Marilyn was flying down at the end of classes, and would take a fair bit longer to get to Washington than I did. She would fly to New York and then catch the hourly Eastern shuttle to DC. Fortunately that landed at National, which is downtown, and not out at Dulles, at least a half hour further away. When she landed she was to call me and then take a cab in. I would meet her at the door and pay off the cabbie. It was still almost eight in the evening before she got there, looking somewhat bedraggled.
I gave her a big, long kiss, and said, “God, you look great!”
She looked in a mirror in the lobby and ran a hand through her hair. “I most certainly do not!”
“Are you hungry? Want some dinner?”
“Yes, but not until after I clean up. I think that was the dirtiest airplane I’ve ever been on!”

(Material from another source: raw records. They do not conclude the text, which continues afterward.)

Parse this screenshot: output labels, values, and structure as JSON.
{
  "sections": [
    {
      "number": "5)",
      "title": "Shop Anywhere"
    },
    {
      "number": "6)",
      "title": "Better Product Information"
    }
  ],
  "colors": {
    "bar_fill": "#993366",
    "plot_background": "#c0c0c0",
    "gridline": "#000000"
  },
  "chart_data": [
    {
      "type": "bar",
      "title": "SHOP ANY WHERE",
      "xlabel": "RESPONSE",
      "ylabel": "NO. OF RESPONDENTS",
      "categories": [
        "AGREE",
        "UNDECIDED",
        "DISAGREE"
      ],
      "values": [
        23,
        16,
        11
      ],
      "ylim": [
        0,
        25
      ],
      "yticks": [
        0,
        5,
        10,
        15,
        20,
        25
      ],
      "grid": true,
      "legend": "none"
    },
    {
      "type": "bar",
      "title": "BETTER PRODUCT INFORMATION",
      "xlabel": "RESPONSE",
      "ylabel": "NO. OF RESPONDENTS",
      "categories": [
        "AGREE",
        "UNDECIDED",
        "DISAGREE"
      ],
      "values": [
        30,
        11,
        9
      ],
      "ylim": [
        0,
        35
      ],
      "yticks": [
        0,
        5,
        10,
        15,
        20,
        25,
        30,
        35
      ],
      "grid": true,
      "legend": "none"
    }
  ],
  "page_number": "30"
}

“You should try a Herky Bird flying out of a dirt strip,” I replied.
“I don’t know what that means and I don’t care. I want a shower.”
“Might I suggest something from room service?” I asked, waggling my eyebrows.
“That sounds delightful, but I’ll probably fall asleep.” I didn’t know if this was a yes or no, so I grabbed her two suitcases (we were only going to be there three nights, but she packed two large suitcases) and carried them to the elevator bank. Once in our room, I asked her about room service again, and showed her the menu, and she picked out a small steak. I insisted she unpack, and then called in our orders (two small steaks, medium rare, asparagus with Hollandaise sauce, bottle of champagne, chilled.) I then cleaned up the bedroom, put her empty suitcases in the back of the closet, and laid out something for her to wear to dinner.
I had the lights dimmed appropriately when Marilyn came back out. She had taken her time, too. I had heard the water shut off, but it had been at least ten or fifteen minutes since then before she appeared. She came out of the bedroom with a demure smile and asked, “I assume you wanted me to wear this?”
My heart pretty much stopped when I saw what she had on. I had managed to buy, through a catalog, a couple of nightgowns from Fredericks of Hollywood, and had packed them along. I had seen that she had a pair of white high heeled pumps in the closet, so I had placed them on the bed along with the white gown I had bought her. It was lacy and completely transparent and held together with only a single tie at the waist. She had on the gown and her white pumps and had taken the time to brush out her hair and put on some jewelry and a spray of perfume. She could have given a eunuch an erection!
I swallowed and nodded, not trusting my voice not to crack. “Wow!” I breathed out. I twiddled my fingers in a motion to make her turn around, and Marilyn slowly turned around, modeling the outfit, and more importantly, what was underneath. “The hell with dinner!” I told her, and came closer.